Кризис европейской культурной традиции и ее проблемы. – М., 2004. – С. 61-62.
[3] Неретина С.С.
Петров М.К. // Новая философская энциклопедия: В 4- тт. – Т. 3. – С. 229.
[4] Уайт Л.
Избранное: Эволюция культуры. – М., 2004. – С. 90.
[5] Уайт Л.
Избранное: Эволюция культуры. – М., 2004. – С. 61-62.
[6] Маркс К.,
Энгельс Ф. Немецкая идеология // К. Маркс, Ф. Энгельс. – Соч. – Т. 3. – М.,
1955. – С. 72.
[7] Маркс К.,
Энгельс Ф. Немецкая идеология // К. Маркс, Ф. Энгельс. – Соч. – Т. 3. – М.,
1955. – С. 29.
[8] Муравьев В.Н.
Овладение временем. – М., 1998. – С. 109.
[9] См.:
Вальденфельс Б. Повседневность как плавильный тигль рациональности // Социо-логос.

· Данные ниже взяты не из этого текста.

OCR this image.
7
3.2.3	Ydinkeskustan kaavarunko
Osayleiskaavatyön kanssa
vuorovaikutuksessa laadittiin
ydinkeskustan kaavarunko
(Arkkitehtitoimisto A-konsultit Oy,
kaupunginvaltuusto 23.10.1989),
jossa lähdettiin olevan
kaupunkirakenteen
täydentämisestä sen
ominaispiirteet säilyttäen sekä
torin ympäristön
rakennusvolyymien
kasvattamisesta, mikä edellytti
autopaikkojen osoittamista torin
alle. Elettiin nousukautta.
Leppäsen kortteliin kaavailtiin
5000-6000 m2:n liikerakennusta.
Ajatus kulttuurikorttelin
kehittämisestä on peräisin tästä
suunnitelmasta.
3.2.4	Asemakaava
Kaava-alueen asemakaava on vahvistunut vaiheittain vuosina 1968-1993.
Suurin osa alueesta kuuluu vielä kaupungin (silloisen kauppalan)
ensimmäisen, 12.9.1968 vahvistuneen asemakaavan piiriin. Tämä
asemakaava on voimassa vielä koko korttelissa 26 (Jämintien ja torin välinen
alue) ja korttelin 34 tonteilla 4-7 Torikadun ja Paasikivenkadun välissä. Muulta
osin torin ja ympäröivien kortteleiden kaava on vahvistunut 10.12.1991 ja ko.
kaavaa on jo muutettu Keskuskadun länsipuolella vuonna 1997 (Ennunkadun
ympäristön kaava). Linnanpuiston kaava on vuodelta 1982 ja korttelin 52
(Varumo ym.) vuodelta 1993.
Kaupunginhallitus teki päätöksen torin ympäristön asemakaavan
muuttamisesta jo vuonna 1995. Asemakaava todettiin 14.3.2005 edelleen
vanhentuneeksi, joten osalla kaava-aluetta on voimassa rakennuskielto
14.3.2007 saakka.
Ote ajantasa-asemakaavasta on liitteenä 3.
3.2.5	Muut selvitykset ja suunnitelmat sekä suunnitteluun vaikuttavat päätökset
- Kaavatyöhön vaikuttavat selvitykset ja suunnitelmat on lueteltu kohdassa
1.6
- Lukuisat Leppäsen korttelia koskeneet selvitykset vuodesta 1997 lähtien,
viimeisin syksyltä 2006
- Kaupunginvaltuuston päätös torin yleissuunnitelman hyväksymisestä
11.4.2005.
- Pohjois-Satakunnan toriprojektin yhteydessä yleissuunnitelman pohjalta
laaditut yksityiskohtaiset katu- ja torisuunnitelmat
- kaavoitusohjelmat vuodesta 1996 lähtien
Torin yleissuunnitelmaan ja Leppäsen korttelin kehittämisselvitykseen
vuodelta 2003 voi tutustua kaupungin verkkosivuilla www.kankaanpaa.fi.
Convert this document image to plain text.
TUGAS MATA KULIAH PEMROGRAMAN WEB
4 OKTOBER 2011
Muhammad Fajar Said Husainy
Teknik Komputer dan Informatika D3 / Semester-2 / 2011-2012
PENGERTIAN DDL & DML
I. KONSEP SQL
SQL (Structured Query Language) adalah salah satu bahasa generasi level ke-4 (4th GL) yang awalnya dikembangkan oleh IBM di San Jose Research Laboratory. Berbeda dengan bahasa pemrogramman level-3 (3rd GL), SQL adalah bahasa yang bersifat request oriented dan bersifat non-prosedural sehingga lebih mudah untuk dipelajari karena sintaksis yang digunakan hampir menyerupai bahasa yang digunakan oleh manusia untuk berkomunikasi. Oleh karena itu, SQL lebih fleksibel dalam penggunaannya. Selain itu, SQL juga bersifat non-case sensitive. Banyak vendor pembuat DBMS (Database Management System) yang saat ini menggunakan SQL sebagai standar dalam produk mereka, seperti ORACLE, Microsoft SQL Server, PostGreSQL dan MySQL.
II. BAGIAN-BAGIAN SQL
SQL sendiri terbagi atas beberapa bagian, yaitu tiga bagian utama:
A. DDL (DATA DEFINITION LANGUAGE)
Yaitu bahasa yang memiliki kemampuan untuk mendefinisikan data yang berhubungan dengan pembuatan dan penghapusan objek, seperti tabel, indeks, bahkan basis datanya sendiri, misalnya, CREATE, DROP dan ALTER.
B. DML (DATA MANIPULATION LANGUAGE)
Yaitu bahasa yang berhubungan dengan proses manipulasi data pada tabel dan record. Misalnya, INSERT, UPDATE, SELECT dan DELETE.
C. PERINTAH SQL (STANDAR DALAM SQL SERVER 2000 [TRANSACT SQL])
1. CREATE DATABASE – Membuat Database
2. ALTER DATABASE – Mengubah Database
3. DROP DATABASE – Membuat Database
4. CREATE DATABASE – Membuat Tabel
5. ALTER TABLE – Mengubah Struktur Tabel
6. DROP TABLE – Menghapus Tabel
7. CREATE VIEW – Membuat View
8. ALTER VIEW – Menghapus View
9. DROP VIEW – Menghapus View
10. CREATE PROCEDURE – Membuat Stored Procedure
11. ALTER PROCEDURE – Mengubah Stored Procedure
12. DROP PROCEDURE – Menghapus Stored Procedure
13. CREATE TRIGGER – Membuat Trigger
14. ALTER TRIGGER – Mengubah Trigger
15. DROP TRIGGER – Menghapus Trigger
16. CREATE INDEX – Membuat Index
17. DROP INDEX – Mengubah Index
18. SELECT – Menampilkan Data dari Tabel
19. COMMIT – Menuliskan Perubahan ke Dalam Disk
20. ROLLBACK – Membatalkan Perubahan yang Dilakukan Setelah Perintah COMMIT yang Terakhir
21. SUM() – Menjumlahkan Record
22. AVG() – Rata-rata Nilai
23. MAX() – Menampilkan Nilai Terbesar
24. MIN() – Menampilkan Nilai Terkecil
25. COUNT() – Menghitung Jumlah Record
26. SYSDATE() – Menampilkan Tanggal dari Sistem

– Вып. 1. - М., 1991. – С. 39-51.
[10] Гуссерль Э.
Кризис европейских наук и трансцендентальная феноменология. – СПб., 2004. – С.
175.
[11] Хабермас Ю.
Философский дискурс о модерне. – М., 2003. – С. 331.
[12] Гуссерль Э.
Кризис европейских наук и трансцендентальная феноменология. – СПб., 2004.. – С.
356.
[13] Хабермас Ю.
Моральное сознание и коммуникативное действие. – СПб., 2000. – С. 202.